Il y a une guerre en Ukraine, nous le savons tous et il n’est pas nécessaire d’écrire grand-chose d’autre : un conflit en cours depuis 2014, qui a explosé de façon spectaculaire ces dernières semaines, apparemment sans issue. Des dizaines de milliers de morts, des millions de déplacés, une solution difficile. Un conflit qui perdure malgré les tentatives (réelles ou présumées) de négociation pour respecter les besoins de chacun et les initiatives pour la Paix.
En tout cas, il est frappant de voir que l'histoire ne se répète jamais mais rime : dans la propagande militaire diffusée par les médias, dans les censures nouvelles et anciennes, et dans l'implication de plusieurs acteurs sur le théâtre de la guerre. Parmi elles, les grandes entreprises technologiques, ou Big Tech.
Grands Technologiques comme nouveaux États
Sur cette question, il est intéressant d'observer le rôle des Big Tech dans cette guerre sanglante. Suivant une tendance qui n'est plus à l'état embryonnaire, les géants de la technologie mondiale ne se limitent pas à fournir des instruments aux belligérants (ou pacifistes) : ils y participent activement.
Au fil des années, ces entreprises ont acquis un quasi-monopole en se présentant comme des plateformes impartiales valorisant la liberté d’expression. Mais dans le même temps, pour se développer, ils se sont conformés aux pressions locales visant à supprimer ou à limiter certaines informations. Ils ont même pu accéder à la Russie, qui s’est battue pour empêcher les médias occidentaux d’entrer pendant des décennies durant l’ère soviétique.
Même alors, Big Tech a joué un rôle : La Russie, par exemple, a demandé à plusieurs reprises à Facebook et Twitter de supprimer les publications encourageant les manifestations antigouvernementales, ou a demandé à Apple et Google de supprimer les applications destinées à aider les politiciens de l'opposition. Et dans plusieurs cas, les entreprises ont accepté. Cela s'est également produit lors de plusieurs tours électoraux en Occident (aux États-Unis surtout), avec tout un tas d'accusations que des entreprises comme Twitter o Meta ont reçu sur la manipulation des données et des résultats des élections. Le phénomène s'est ensuite poursuivi avec un « repentir » qui a produit d'autres déséquilibres (des milliers de comptes censurés, l'expulsion des candidats à la présidentielle des tribunes).
Aujourd’hui, ces mêmes entreprises se retrouvent impliquées dans un nouveau conflit, avec des enjeux plus élevés et des capacités énormes : de celles de constituer un avantage stratégique pour une nation à celles d’orienter complètement le récit du conflit (et donc l’opinion publique). Sont-ils au service de la paix, ou alignés comme un État en guerre ?

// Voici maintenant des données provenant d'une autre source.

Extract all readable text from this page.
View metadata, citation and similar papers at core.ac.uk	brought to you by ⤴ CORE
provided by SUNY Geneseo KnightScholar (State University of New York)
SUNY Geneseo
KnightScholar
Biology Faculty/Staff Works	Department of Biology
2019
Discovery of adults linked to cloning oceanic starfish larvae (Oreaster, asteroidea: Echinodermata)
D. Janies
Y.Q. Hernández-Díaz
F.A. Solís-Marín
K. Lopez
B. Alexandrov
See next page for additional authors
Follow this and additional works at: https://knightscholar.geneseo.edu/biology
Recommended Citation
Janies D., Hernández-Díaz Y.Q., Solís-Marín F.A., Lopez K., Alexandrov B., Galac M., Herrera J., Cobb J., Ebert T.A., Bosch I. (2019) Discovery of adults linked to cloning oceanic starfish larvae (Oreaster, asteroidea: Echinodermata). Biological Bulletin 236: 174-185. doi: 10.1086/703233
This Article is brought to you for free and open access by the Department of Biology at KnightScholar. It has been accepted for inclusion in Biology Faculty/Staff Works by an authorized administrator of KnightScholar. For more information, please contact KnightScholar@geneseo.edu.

Cette ingérence fait des Big Tech davantage une « nation transnationale » qu’un groupe d’entreprises.
Quand Google, il y a deux jours, a « désactivé » son service de cartographie en Ukraine, après avoir consulté les responsables ukrainiens, s'est effectivement placé aux côtés d'une nation pour se défendre contre une autre nation. Faire un choix stratégique sur un théâtre de guerre ! Attention, il ne s'agit pas à ce moment d'évaluer le mérite du choix, mais son importance.
Idem pour Youtube, qui, à la demande de l'Ukraine, a bloqué les chaînes de Russia Today dans le pays. Même chose pour Microsoft, qui en a supprimé les applications et qui fait des déclarations comme s'il s'agissait d'une nation, informer le gouvernement ukrainien et raisonner sur la légitimité ou l’illégitimité de l’agression russe. Ou même pour Starlink, utilisé par Elon Musk pour fournir une connectivité Internet par satellite à l'armée ukrainienne. De même pour WhatsApp, qui a activé une ligne d'assistance téléphonique en collaboration avec les forces d'urgence ukrainiennes. À ceux-ci s'ajoutent même des opérateurs de contenu en streaming tels que Netflix, qui dans ce cas (première fois pour des entreprises de ce type) ils ont également bloqué les chaînes officielles de l'État des autres pays.
En d'autres termes, les entreprises américaines (et d'autres) prennent parti dans les conflits géopolitiques. Et c'est un autre signe de un processus que nous verrons se développer massivement au cours des prochaines décennies.
À mesure que le rôle des Big Tech dans la guerre en Ukraine devient plus évident, il est clair que ces entreprises ne sont plus des plateformes impartiales. Ils prennent parti dans ce conflit et agissent en tant que nations transnationales. Cela pourrait être le signe des choses à venir, alors que les Big Tech continuent de gagner en puissance et en influence. À long terme, le monde pourrait voir ces entreprises devenir de véritables superpuissances (même avec leurs propres territoires, avec leurs propres monnaies, avec leurs propres « citoyens », avec leurs propres « armées ») avec un contrôle encore plus grand sur l'information et communication.